All eyes on appellate court as it decides on Musa’s appeal

KOTA KINABALU: The Court of Appeal is expected to decide today on an appeal by 33 state assemblymen led by former chief minister Tan Sri Musa Aman (pic) who are challenging the Sabah Governor’s decision to dissolve the state assembly.

The appellate court hearing the case in Putrajaya will be deciding on the appeal by the assemblymen against a High Court decision to dismiss their application for leave for judicial review.

The High Court had decided that Yang di-Pertua Negeri Tun Juhar Mahiruddin’s actions were not justiciable in a court of law.

On Aug 21, Sarawak-based Judicial Commissioner Leonard David Shim, in dismissing the 33 assemblymen’s application, ruled that Datuk Seri Mohd Shafie Apdal as Chief Minister had the right to request for the dissolution of legislative assembly and Juhar had acted within the constitutional powers to allow for the dissolution.

As such, Justice Shim in his ruling said that the dissolution and proclamation were not amenable to judicial review and he refused the leave application.

Amid the legal bids, the Election Commission has set Sept 12 for nominations for the 16th Sabah State Elections with polling set for Sept 26.

Juhar will be represented by Sabah Attorney General Brenddon Keith Soh and Shafie by lawyer Datuk Dr Cyrus Das while the 33 assemblymen will be represented by Tengku Fuad Tengku Ahmad and Datuk Firoz Hussein Ahmad Jamaluddin.

Though political parties have been gearing for the elections since the dissolution, most are widely seen to be waiting for today’s Court of Appeal decision.

The parties that include incumbents Warisan Plus alliance and opposition Perikatan Nasional and its partners have yet to disclose their seat-sharing ratios as well as possible candidates pending the appellate court’s decision.

Legal circles are also watching the case as it could either end up as academic or set a new precedence in national politics.

According to constitutional expert Lim Wei Jiet, if the appeal was allowed, it could set a precedent where the courts could look into whether a ruler or governor had lawfully exercised his powers to dissolve a state legislative assembly.

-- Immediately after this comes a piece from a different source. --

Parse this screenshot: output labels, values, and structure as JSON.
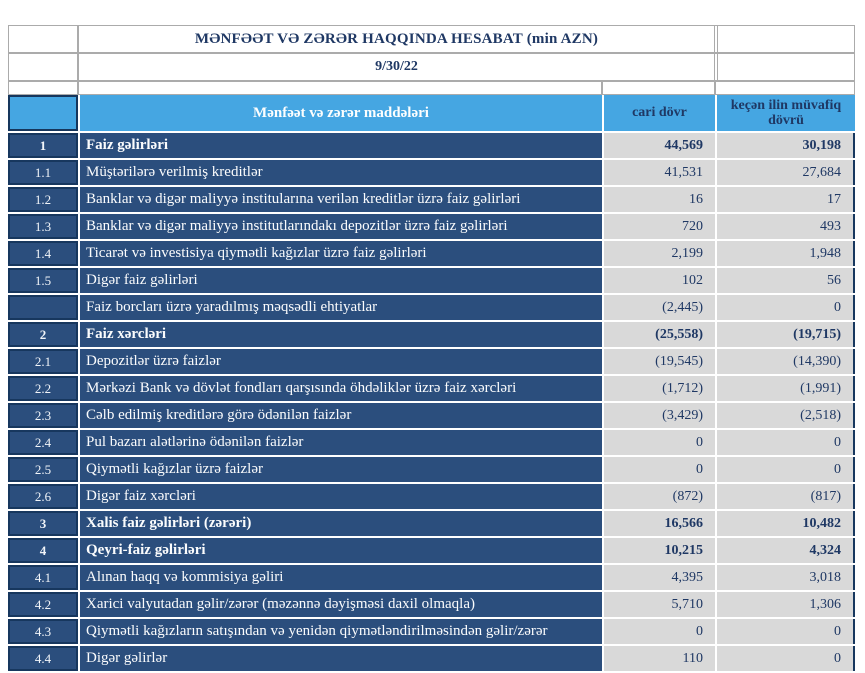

“This would be a new precedent in Malaysia and open the possibility of challenging such decisions in future.

“If the appeal is not allowed, then Musa has one more level of appeal. He has to, however, obtain leave from the Federal Court to proceed with the appeal, ” he said.

Lim also said that if the appeal was allowed, the Court of Appeal would likely remit the matter back to the Kota Kinabalu High Court to decide at the substantive stage whether the dissolution was legal.

“We must remember that this appeal is only in relation to the Kota Kinabalu High Court’s decision at the leave (threshold) stage for judicial review and there is no determination of the merits yet.

“The Court of Appeal in remitting may be asked to stay the state elections pending the High Court’s decision. If a stay is granted, the elections will be halted, ” he said.

Meanwhile, Bar Council’s Constitutional Law Committee co-chair Andrew Khoo said if the appeal was allowed, it would mean that the Yang di-Pertua Negeri’s exercise of discretion could be looked into by the courts.

This, said Khoo, could open doors to the courts to review any and all of the Yang di-Pertua Negeri’s exercise of discretion in other matters.